Still, landscaping companies continue to market “the look” — a sand beach, retaining wall and green manicured lawn — “that really is very hard on the lake,” Bender said.
State and county shore land rules allow retaining walls only as a last resort, when nothing else can control severe erosion. A shoreline alteration permit is required to do any work within the shore impact zone — typically 50-100 feet from the water’s edge, depending on how the lake is classified.
The number of people who make shore alterations without a permit seems to be on the rise, said Don Adams, Stearns County environmental services director.

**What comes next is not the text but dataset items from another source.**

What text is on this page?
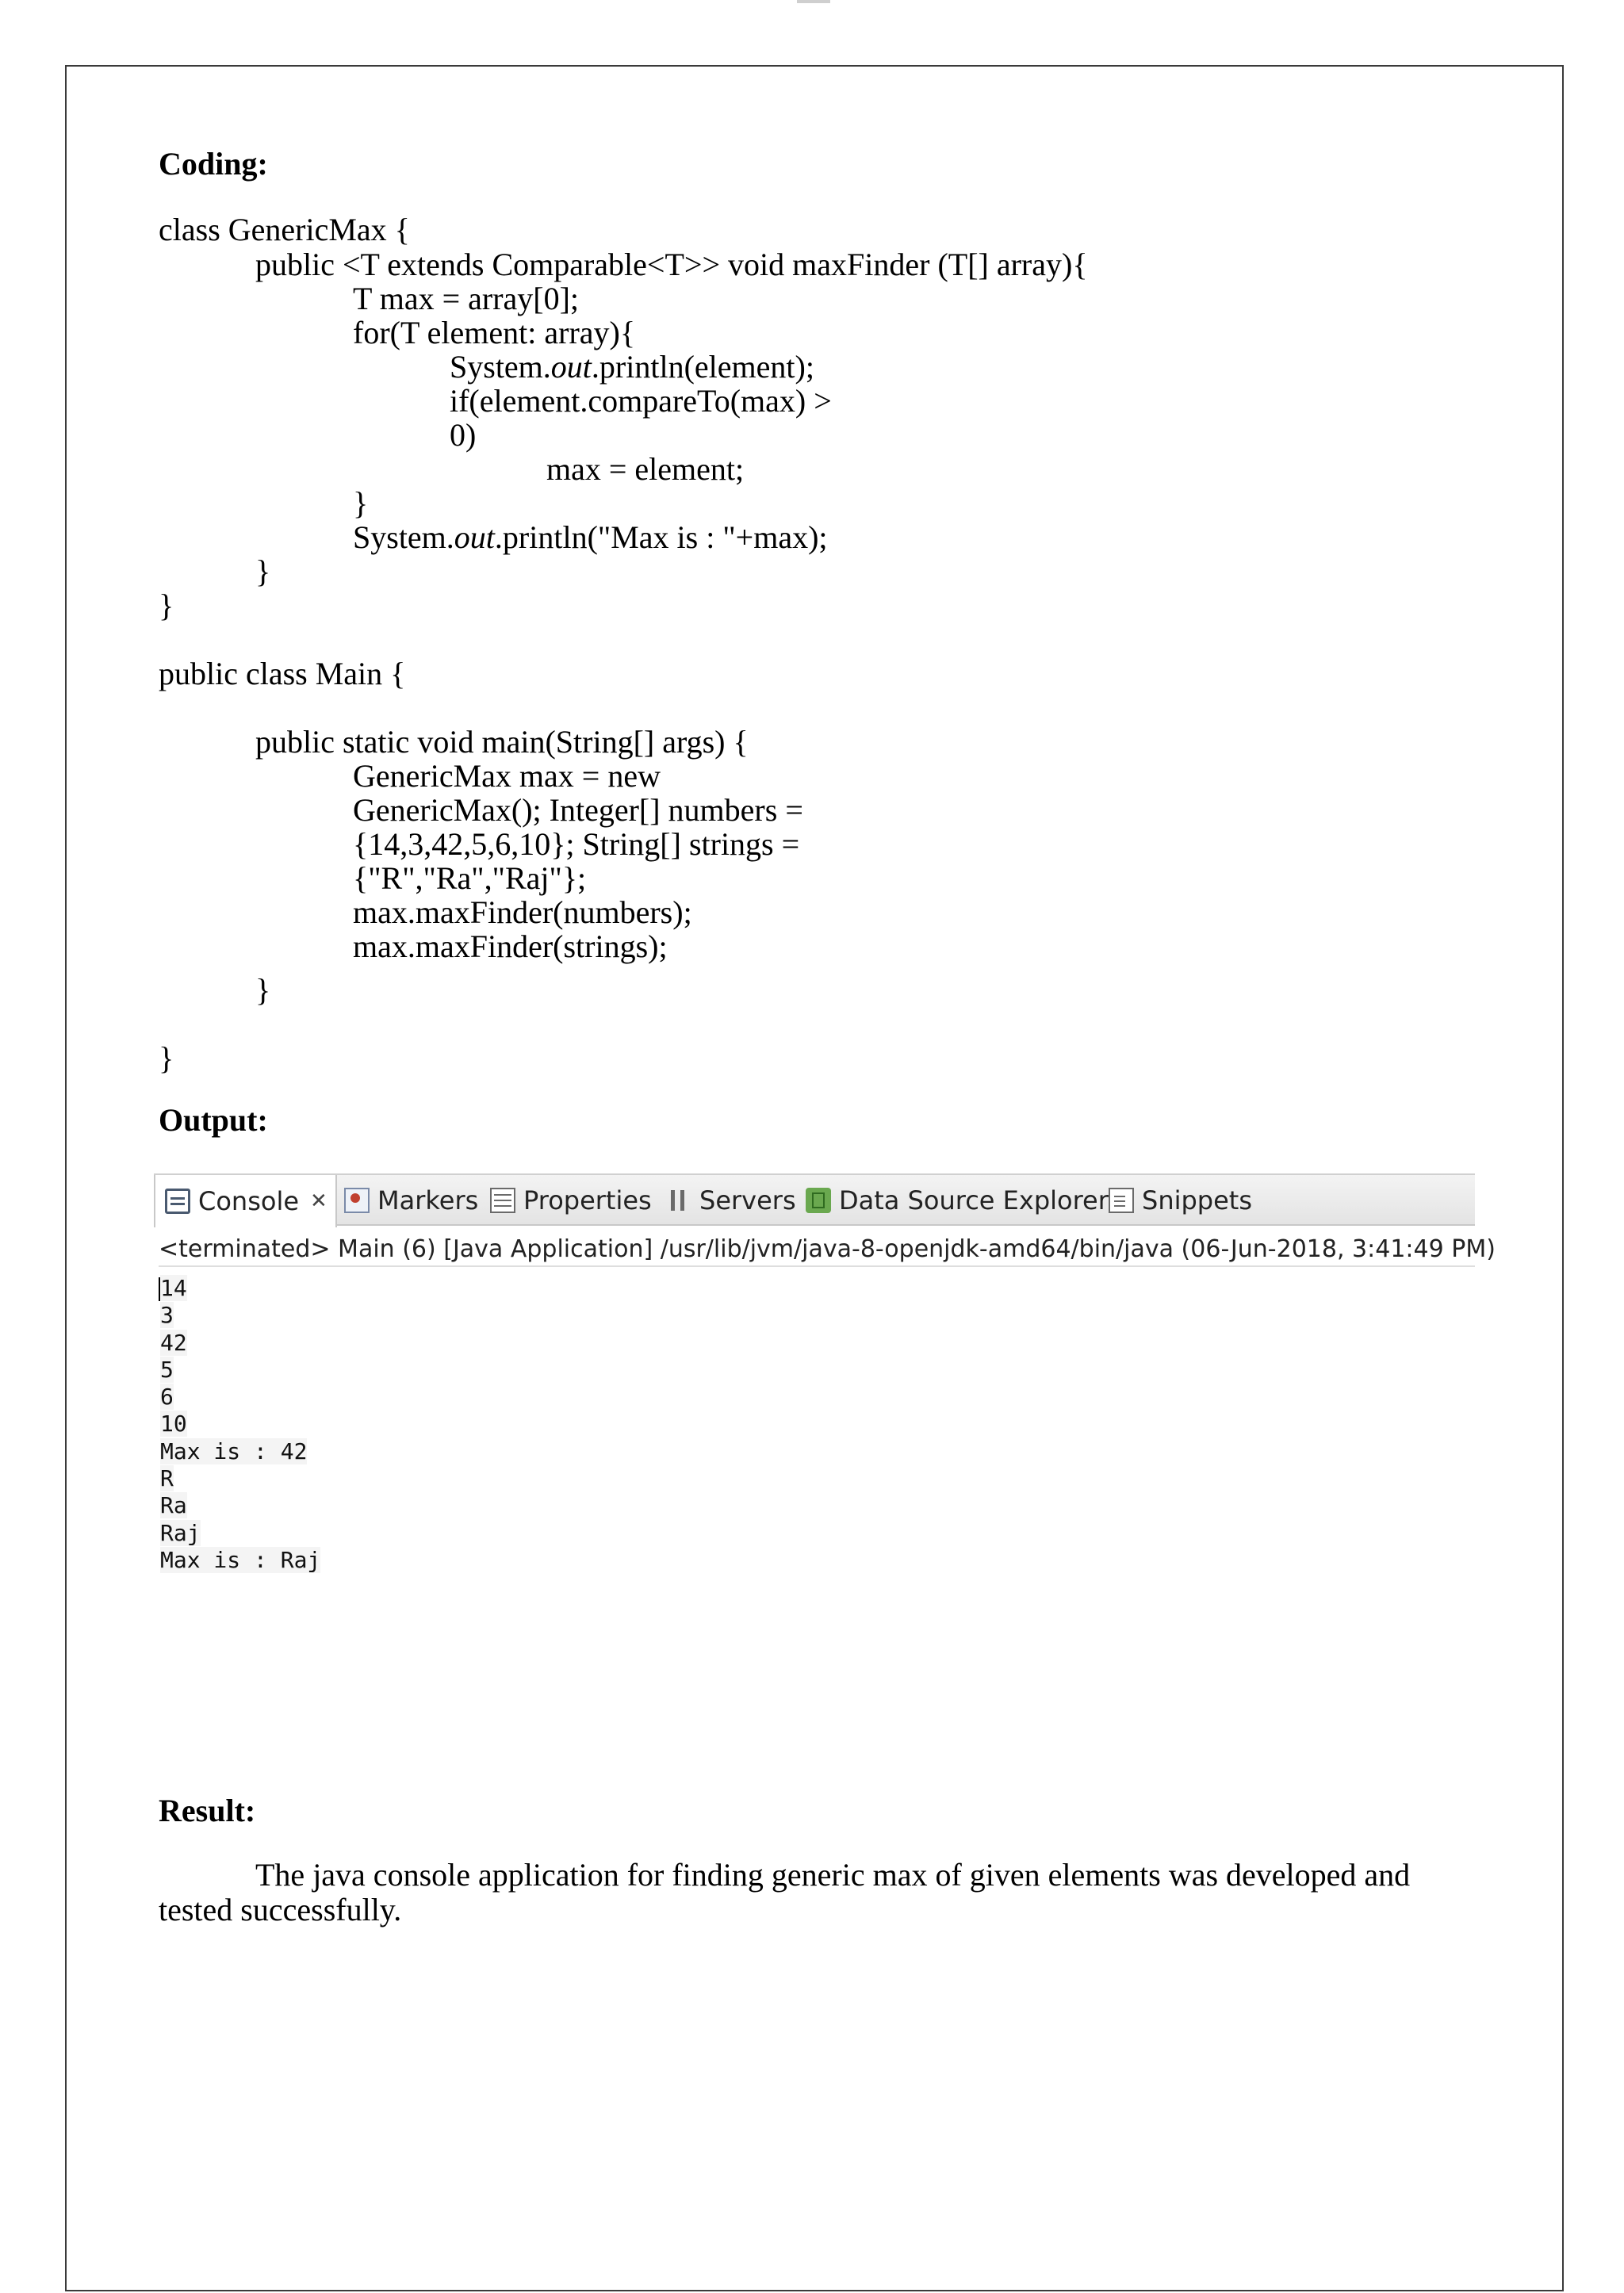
Coding:
class GenericMax {
public <T extends Comparable<T>> void maxFinder (T[] array){
T max = array[0];
for(T element: array){
System.out.println(element);
if(element.compareTo(max) >
0)
max = element;
}
System.out.println("Max is : "+max);
}
}
public class Main {
public static void main(String[] args) {
GenericMax max = new
GenericMax(); Integer[] numbers =
{14,3,42,5,6,10}; String[] strings =
{"R","Ra","Raj"};
max.maxFinder(numbers);
max.maxFinder(strings);
}
}
Output:
Console ✕ Markers Properties Servers Data Source Explorer Snippets
<terminated> Main (6) [Java Application] /usr/lib/jvm/java-8-openjdk-amd64/bin/java (06-Jun-2018, 3:41:49 PM)
14
3
42
5
6
10
Max is : 42
R
Ra
Raj
Max is : Raj
Result:
The java console application for finding generic max of given elements was developed and tested successfully.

That’s despite a major effort by the county, soil and water conservation districts and watershed districts to spread the word to lakeshore owners about the requirements, Adams said. The county also requires that contractors who work in shore land areas be licensed and get training every year.
“I don’t know if people are just willing to take a chance that they’re going to be approved,” Adams said.
The county often hears from upset neighbors about cases of landowners building a retaining wall or filling in a sand beach without a permit, he said.
“There are lots of eyes out there, and we usually hear about them from a neighbor or from somebody who has been on the lake and witnessed construction,” Adams said.
The landowners who are caught making major alterations without permission can apply for an after-the fact permit, which costs $370 plus a sliding fee of $515-$825, depending on how quickly the case is resolved.
Given that one recently built retaining wall had a price tag of $60,000, the penalty is “not much of a disincentive,” Adams said.
If the shore land review panel denies the permit, the landowner could be forced to restore the shore, which can be much more costly, he said.
Changing minds
State and local officials are encouraging homeowners to try other methods of restoring their shorelines, such as regrading the slope and planting native species.
So-called “bioengineering” — regrading and planting native trees and plants — is much preferred over building or replacing retaining walls, Adams said.
Despite its high-tech name, bioengineering is often simpler and less costly than a building retaining wall, Adams said.
The Galleas received $26,000 in grant money for their restoration project, which covered about 75 percent of the cost. Richard Gallea figures he easily would have spent $25,000 to remove the old wall and install a new one.
And there are benefits that can’t be measured in dollars, such as the colorful columbines and black-eyed Susans that bloom along the shore.
Gallea said he didn’t give up much. He can still see the lake and even kept a small area of sand by the dock where children can play. Keeping up with the weeding has been daunting, but that should get better now that the flowers are starting to take hold, he said.
Gallea said it’s an uphill battle to convince people that the groomed grass and tidy beach they grew up with isn’t the ideal.
“It’s going to take a while to really start converting people over to this other view,” Gallea said.